SAN JOSE, Calif. (KGO) --African-American leaders in San Jose will gather Sunday night to discuss what to do next, after a police officer, dismissed for his threatening tweets, was re-instated. Officer Phil White is back on the job, but not on the street.
An arbitrator overturned his dismissal. First he was suspended, his twitter comments condemned for threatening to kill his critics, then he was fired. Now members of San Jose's African-American community are raising lack of transparency and mistrust issues over his reinstatement.
White returned to work quietly nine days ago doing administrative work. San Jose police didn't tell the public until late Wednesday - a fact that concerns Milan Balinton with the African-American Community Service Agency.

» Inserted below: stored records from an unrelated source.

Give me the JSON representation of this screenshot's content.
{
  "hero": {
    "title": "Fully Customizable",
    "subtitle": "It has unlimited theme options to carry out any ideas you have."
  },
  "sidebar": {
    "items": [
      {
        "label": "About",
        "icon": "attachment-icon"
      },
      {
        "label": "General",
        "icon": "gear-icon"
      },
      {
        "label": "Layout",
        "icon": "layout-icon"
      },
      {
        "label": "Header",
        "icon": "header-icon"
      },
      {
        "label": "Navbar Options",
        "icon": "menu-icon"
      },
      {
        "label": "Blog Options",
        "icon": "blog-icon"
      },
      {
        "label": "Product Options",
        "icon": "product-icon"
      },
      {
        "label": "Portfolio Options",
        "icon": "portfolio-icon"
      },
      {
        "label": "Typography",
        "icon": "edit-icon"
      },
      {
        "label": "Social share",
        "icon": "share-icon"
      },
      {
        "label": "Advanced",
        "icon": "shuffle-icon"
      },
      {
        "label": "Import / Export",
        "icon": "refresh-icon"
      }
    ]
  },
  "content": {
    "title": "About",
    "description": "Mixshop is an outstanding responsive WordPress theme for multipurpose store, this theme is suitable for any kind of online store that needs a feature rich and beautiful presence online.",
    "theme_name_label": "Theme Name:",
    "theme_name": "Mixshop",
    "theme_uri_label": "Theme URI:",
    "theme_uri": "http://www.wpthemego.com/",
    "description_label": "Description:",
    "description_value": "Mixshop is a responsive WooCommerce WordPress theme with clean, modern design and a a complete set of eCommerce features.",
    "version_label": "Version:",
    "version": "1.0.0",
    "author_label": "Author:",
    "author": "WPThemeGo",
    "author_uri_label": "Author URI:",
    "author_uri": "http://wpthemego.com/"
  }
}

"I'm a little concerned about the transparency, but I'm also glad to know that they did take the necessary steps to review his reinstatement, but I just don't know what the parameters were," Balinton said.
WATCH VIDEO: San Jose officer let go after sending threatening tweets
It's unclear if or when the arbitrator's decision to reinstate Officer White will be released. However, we talked to his attorney, Michael Rains. Rains, along with two other sources, told ABC7 News that White's tweets, seen as inflammatory by many in the community, were taken out of context.
White had received threats after he made comments about property destruction and rioting during a Black Lives Matter protests. White was provoked by a threat of harm and a comment, "we know where you live."
WATCH VIDEO: Group calls for SJ cop to be fired for threatening tweets
Also considered was his unblemished record of 18 years and his exercise of free speech off-duty.
Legal analyst Steve Clark said, "You're never off-duty and what you say, particularly when it comes to these types of comments, really is something that should be kept private and it does have a very divisive effect on the community."
The city's independent police auditor says White will be under a magnifying glass.
"Every utterance, every citation he would write, every contact with a civilian, someone's always going to have to be thinking, 'What are these officers' motivations?" Is he going to follow the law?" Walter Katz, an Independent Police Auditor, said.